Job market remained sluggish for the second consecutive month, according to Emirates NBD PMI survey
UAE non-oil private sector growth remained steady in September
The growth in the UAE’s non-oil private sector economy remained steady in September on the back of a sharper rise in new orders, however, the job market was sluggish for the second month in a row, according to the latest survey by Emirates NBD.
The seasonally adjusted Purchasing Managers’ Index – a composite indicator designed to give an overview of operating conditions in the non-oil private sector economy – climbed to 55.3 in September from 55 in August. A reading above 50 suggests the non-oil economy is growing, while a reading below 50 indicates a contraction.
The September data indicated a further rise in output across the UAE’s non-oil private sector. The rate of growth remained sharp and above the historical average, but it did slip to a five-month low in the latest survey, compiled by Emirates NBD and produced by IHS Markit, a financial information services company.
“The headline UAE PMI stood at 55.3 in September, the third month in a row with a reading at the 55-handle. This signals a steady expansion in the non-oil private sector in Q3 2018,” Khatija Haque, head of Middle East North Africa research at Emirates NBD, said.
“Backlogs of work rose again in September – unsurprising given strong output and new work growth with no increase in employment – but at the slowest pace since May.”
Business confidence among the purchasing managers remained strong in the survey period. Projects related to Expo 2020, successful new product launches and planned business expansions underpinned optimism towards future growth prospects.
Payroll numbers across the non-oil private sector decreased for the second month running in September, the first consecutive monthly decline in employment since the survey’s inception in August 2009. Nonetheless, the rate of job shedding eased since August and was only marginal overall, according to the survey.

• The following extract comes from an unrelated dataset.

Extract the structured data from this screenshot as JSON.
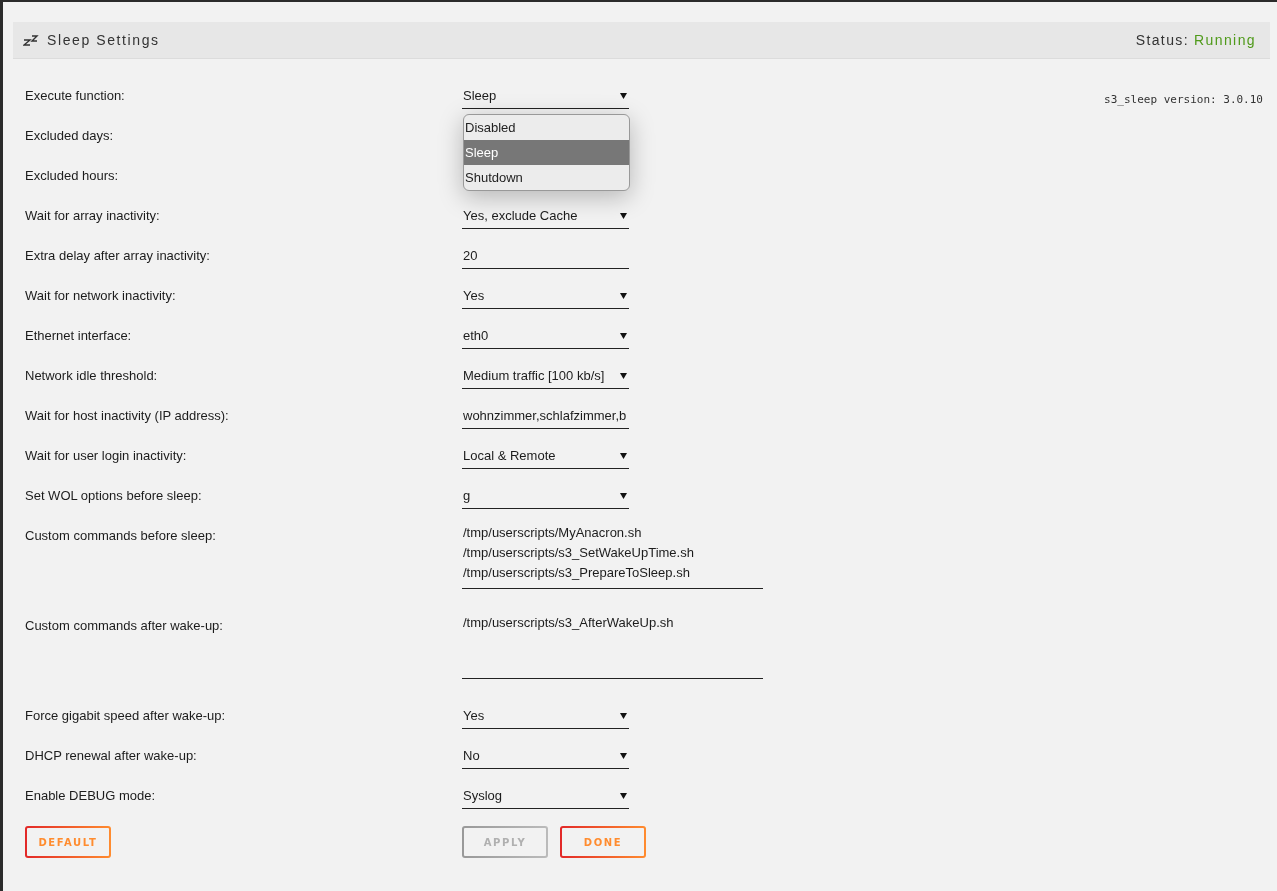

Inflows of new business improved during September. The rate of growth was steep and above that recorded in August. Survey data inferred that part of the increase in growth was driven by stronger foreign demand, which increased for the sixth month running.
Partly reflecting an uptick in new order growth and falling employment levels, backlogs of work continued to build at an elevated pace during September, stretching the current sequence of outstanding work to 21 months, the survey noted.
Average cost burdens rose during September, following unchanged input prices in the preceding survey period. Both average purchase prices and staff bills increased. The rate of inflation was only slight overall, however.
Output charges across the non-oil private sector rose during the latest survey. The rise followed a four-month sequence of falling selling prices.